The American political process is designed to make change and decisionmaking a slow and deliberative process. Those of us who want a change in strategy have three options.
One, we must convince enough colleagues to sustain a veto from the President; or, two, we must convince the American people to elect enough new Senators and House Members willing to sustain a veto. Or, finally, three, we must convince the American people to elect a President willing to change strategies. That is reality. I believe in this system, which means I will not walk away from my duty to try to convince both my colleagues and the American people that there is a better path to stability in Iraq.
It also means that I will not give up on my obligation to our military men and women.
While we take the time necessary to move the political process for change, they face improvised explosive devices, rocket propelled grenades, explosively formed penetrators, sniper fire, and suicide bombers every day. We have an obligation to protect each and every one of them to the best of our ability. I agree with the Commandant of the Marine Corps, GEN James Conway when he said, ``Anything less is immoral.''
In terms of the specifics of this amendment, the idea is very simple. If we can prevent two-thirds or more of our casualties with a vehicle that is basically a modified and armored truck, we must do all in our power to do that.

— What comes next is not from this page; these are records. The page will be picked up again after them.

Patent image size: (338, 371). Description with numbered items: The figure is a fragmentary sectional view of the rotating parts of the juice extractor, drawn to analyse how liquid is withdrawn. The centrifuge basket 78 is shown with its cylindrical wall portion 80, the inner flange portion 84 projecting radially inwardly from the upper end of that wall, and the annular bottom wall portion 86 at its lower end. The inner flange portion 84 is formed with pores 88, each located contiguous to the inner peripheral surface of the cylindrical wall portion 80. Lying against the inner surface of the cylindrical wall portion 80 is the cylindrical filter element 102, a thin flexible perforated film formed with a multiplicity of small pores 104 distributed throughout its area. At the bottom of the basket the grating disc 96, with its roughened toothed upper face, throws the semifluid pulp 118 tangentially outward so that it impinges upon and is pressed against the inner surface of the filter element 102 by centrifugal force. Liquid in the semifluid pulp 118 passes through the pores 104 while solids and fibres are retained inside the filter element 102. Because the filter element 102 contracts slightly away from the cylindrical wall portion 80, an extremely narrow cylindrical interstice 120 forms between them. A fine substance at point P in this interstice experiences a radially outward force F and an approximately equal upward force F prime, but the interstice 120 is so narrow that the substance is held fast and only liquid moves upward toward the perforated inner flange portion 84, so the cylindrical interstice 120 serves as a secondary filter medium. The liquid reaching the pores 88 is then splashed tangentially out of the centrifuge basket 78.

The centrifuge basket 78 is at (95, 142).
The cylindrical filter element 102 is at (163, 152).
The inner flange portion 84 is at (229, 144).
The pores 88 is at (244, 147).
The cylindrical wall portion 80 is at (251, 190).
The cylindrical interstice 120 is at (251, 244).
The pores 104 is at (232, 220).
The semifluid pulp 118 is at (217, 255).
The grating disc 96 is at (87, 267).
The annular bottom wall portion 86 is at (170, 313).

Will it be a challenge to American industry to build close to 23,000 MRAPs in the next 12 to 15 months? Absolutely. Can they do it? Only if we give them a real chance. If we provide funding up front for all that is needed, we give business the ability to increase capacity to produce. If we give little bits here and there, they and their subcontractors will be limited in their ability to produce these life-saving vehicles. Less will be produced and more Americans will return injured or dead.
I gave a statement on July 19, when I first introduced this amendment, that laid out some of the history of the MRAP program. I won't go into all of that again, but I will reiterate the key choice my colleagues have to make: Do we do our best to save American lives, knowing that the only downside is the possible need to reprogram funding at the end of the year, or do we care more about some unknown topline wartime funding number than those lives?
I urge my colleagues to support this amendment.
I thank the managers of the bill and yield the floor.